Dr. Fokt, I take your point regarding generalization seriously, but I am talking about social systems here, not individuals. Since social systems impact all of us, in one way or another, generalizations are applicable and correct. Taking something personally is to defeat the purpose of this discussion.
Patriarchy is a social system that divides humanity into men and women. Since this division is neither natural, nor healthy, everyone trapped inside this system struggles underneath its weight, while the favored few who live outside, or above this system, enjoy the benefits of all human labour.
In the context of this discussion, bringing up childbirth is modeling and reinforcing patriarchy. It’s a simple natural fact that it takes humans three years to reproduce themselves. Growing a fetus inside a woman's body is just the first nine months of the process. Since a woman’s body is too small to carry an infant all the way through development, the infant leaves the woman's womb and enters the social womb where it will continue developing for another two, even three years. During these last 24 to 30 months of the birthing process, the infant must be fed, watered, cleaned, changed, clothed, and taught survival skills. Inasmuch as infants die in three minutes without air, three days without food and less than three hours in freezing cold, or blistering heat, protection is essential.

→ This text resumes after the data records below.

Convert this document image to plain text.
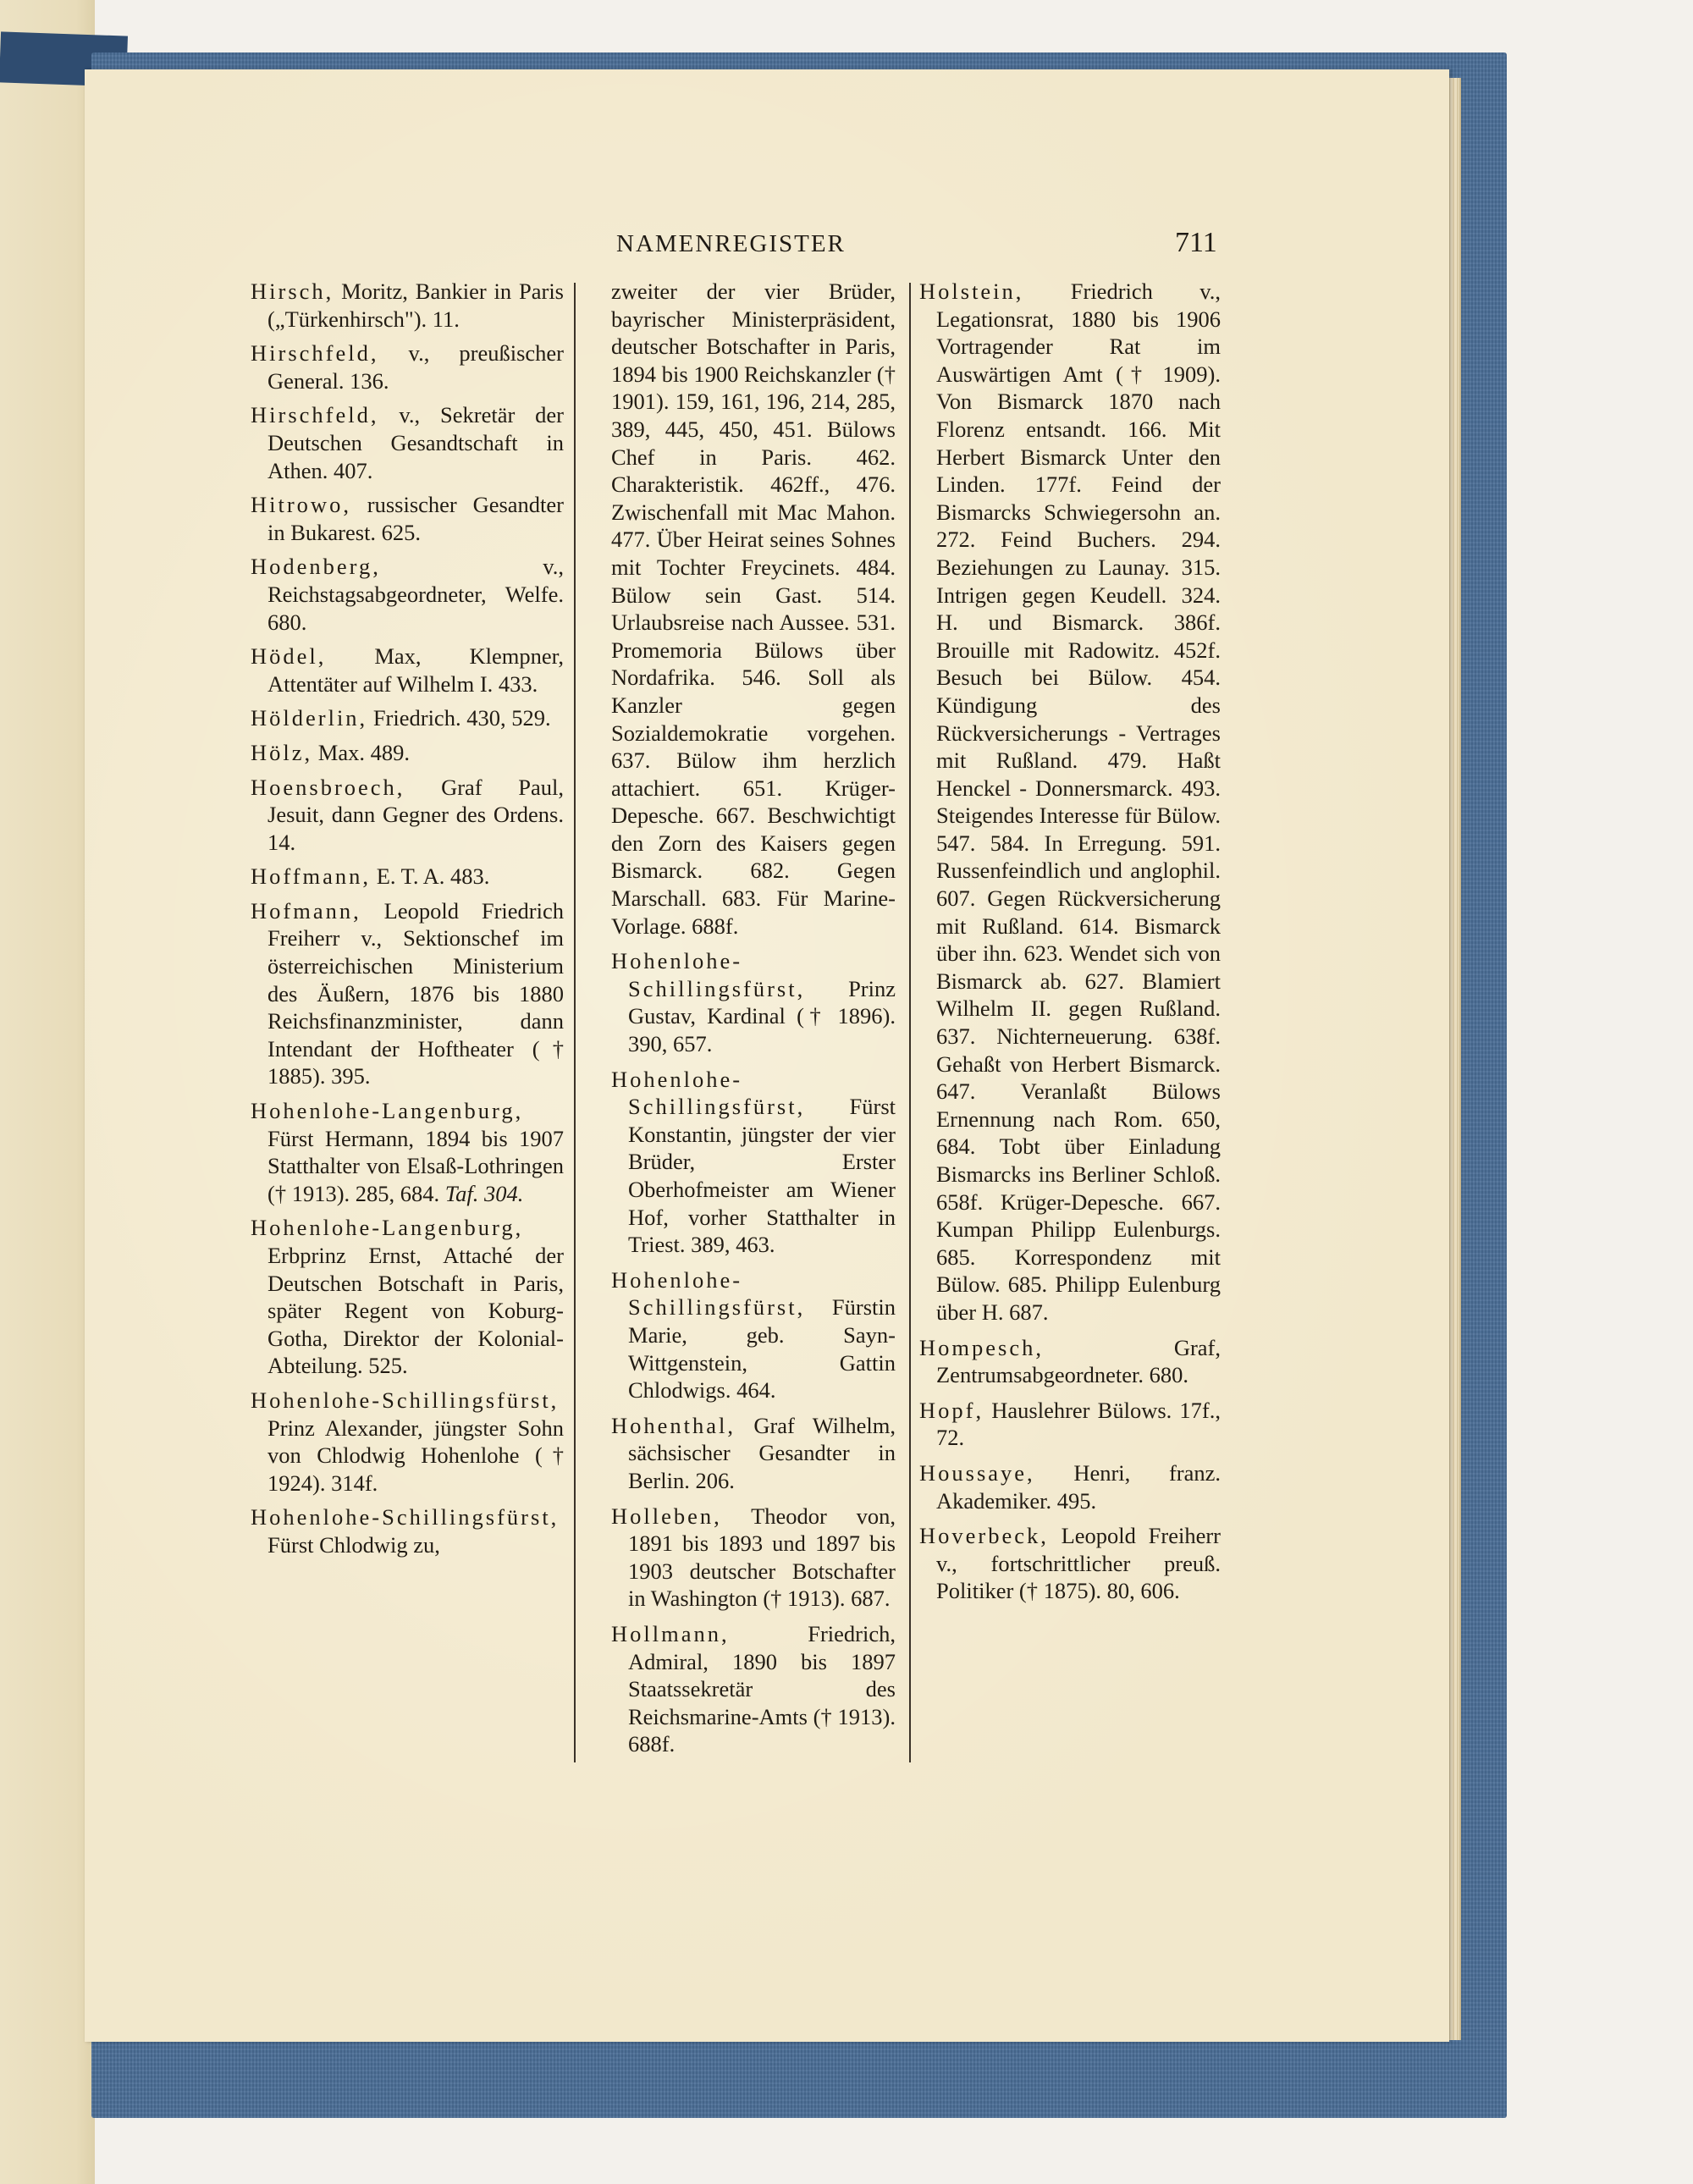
NAMENREGISTER	711
Hirsch, Moritz, Bankier in Paris („Türkenhirsch"). 11.
Hirschfeld, v., preußischer General. 136.
Hirschfeld, v., Sekretär der Deutschen Gesandtschaft in Athen. 407.
Hitrowo, russischer Gesandter in Bukarest. 625.
Hodenberg, v., Reichstagsabgeordneter, Welfe. 680.
Hödel, Max, Klempner, Attentäter auf Wilhelm I. 433.
Hölderlin, Friedrich. 430, 529.
Hölz, Max. 489.
Hoensbroech, Graf Paul, Jesuit, dann Gegner des Ordens. 14.
Hoffmann, E. T. A. 483.
Hofmann, Leopold Friedrich Freiherr v., Sektionschef im österreichischen Ministerium des Äußern, 1876 bis 1880 Reichsfinanzminister, dann Intendant der Hoftheater († 1885). 395.
Hohenlohe-Langenburg, Fürst Hermann, 1894 bis 1907 Statthalter von Elsaß-Lothringen († 1913). 285, 684. Taf. 304.
Hohenlohe-Langenburg, Erbprinz Ernst, Attaché der Deutschen Botschaft in Paris, später Regent von Koburg-Gotha, Direktor der Kolonial-Abteilung. 525.
Hohenlohe-Schillingsfürst, Prinz Alexander, jüngster Sohn von Chlodwig Hohenlohe († 1924). 314f.
Hohenlohe-Schillingsfürst, Fürst Chlodwig zu,
zweiter der vier Brüder, bayrischer Ministerpräsident, deutscher Botschafter in Paris, 1894 bis 1900 Reichskanzler († 1901). 159, 161, 196, 214, 285, 389, 445, 450, 451. Bülows Chef in Paris. 462. Charakteristik. 462ff., 476. Zwischenfall mit Mac Mahon. 477. Über Heirat seines Sohnes mit Tochter Freycinets. 484. Bülow sein Gast. 514. Urlaubsreise nach Aussee. 531. Promemoria Bülows über Nordafrika. 546. Soll als Kanzler gegen Sozialdemokratie vorgehen. 637. Bülow ihm herzlich attachiert. 651. Krüger-Depesche. 667. Beschwichtigt den Zorn des Kaisers gegen Bismarck. 682. Gegen Marschall. 683. Für Marine-Vorlage. 688f.
Hohenlohe-Schillingsfürst, Prinz Gustav, Kardinal († 1896). 390, 657.
Hohenlohe-Schillingsfürst, Fürst Konstantin, jüngster der vier Brüder, Erster Oberhofmeister am Wiener Hof, vorher Statthalter in Triest. 389, 463.
Hohenlohe-Schillingsfürst, Fürstin Marie, geb. Sayn-Wittgenstein, Gattin Chlodwigs. 464.
Hohenthal, Graf Wilhelm, sächsischer Gesandter in Berlin. 206.
Holleben, Theodor von, 1891 bis 1893 und 1897 bis 1903 deutscher Botschafter in Washington († 1913). 687.
Hollmann, Friedrich, Admiral, 1890 bis 1897 Staatssekretär des Reichsmarine-Amts († 1913). 688f.
Holstein, Friedrich v., Legationsrat, 1880 bis 1906 Vortragender Rat im Auswärtigen Amt († 1909). Von Bismarck 1870 nach Florenz entsandt. 166. Mit Herbert Bismarck Unter den Linden. 177f. Feind der Bismarcks Schwiegersohn an. 272. Feind Buchers. 294. Beziehungen zu Launay. 315. Intrigen gegen Keudell. 324. H. und Bismarck. 386f. Brouille mit Radowitz. 452f. Besuch bei Bülow. 454. Kündigung des Rückversicherungs - Vertrages mit Rußland. 479. Haßt Henckel - Donnersmarck. 493. Steigendes Interesse für Bülow. 547. 584. In Erregung. 591. Russenfeindlich und anglophil. 607. Gegen Rückversicherung mit Rußland. 614. Bismarck über ihn. 623. Wendet sich von Bismarck ab. 627. Blamiert Wilhelm II. gegen Rußland. 637. Nichterneuerung. 638f. Gehaßt von Herbert Bismarck. 647. Veranlaßt Bülows Ernennung nach Rom. 650, 684. Tobt über Einladung Bismarcks ins Berliner Schloß. 658f. Krüger-Depesche. 667. Kumpan Philipp Eulenburgs. 685. Korrespondenz mit Bülow. 685. Philipp Eulenburg über H. 687.
Hompesch, Graf, Zentrumsabgeordneter. 680.
Hopf, Hauslehrer Bülows. 17f., 72.
Houssaye, Henri, franz. Akademiker. 495.
Hoverbeck, Leopold Freiherr v., fortschrittlicher preuß. Politiker († 1875). 80, 606.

In the social womb, all men and all women are responsible for the well-being of every infant placed in their collective care. Patriarchs kept men working for them, by relieving men of responsibility for the social womb, while forcing women to carry the burden of reproduction from conception all the way to adulthood (the equivalent of asking women to carry several toddlers all at once). Just thinking of the women, I know with ten or more children, makes me ache all over. In these families, men take their responsibility for the social womb so seriously, they do at least half, often more, of the physical work required to take care of infants.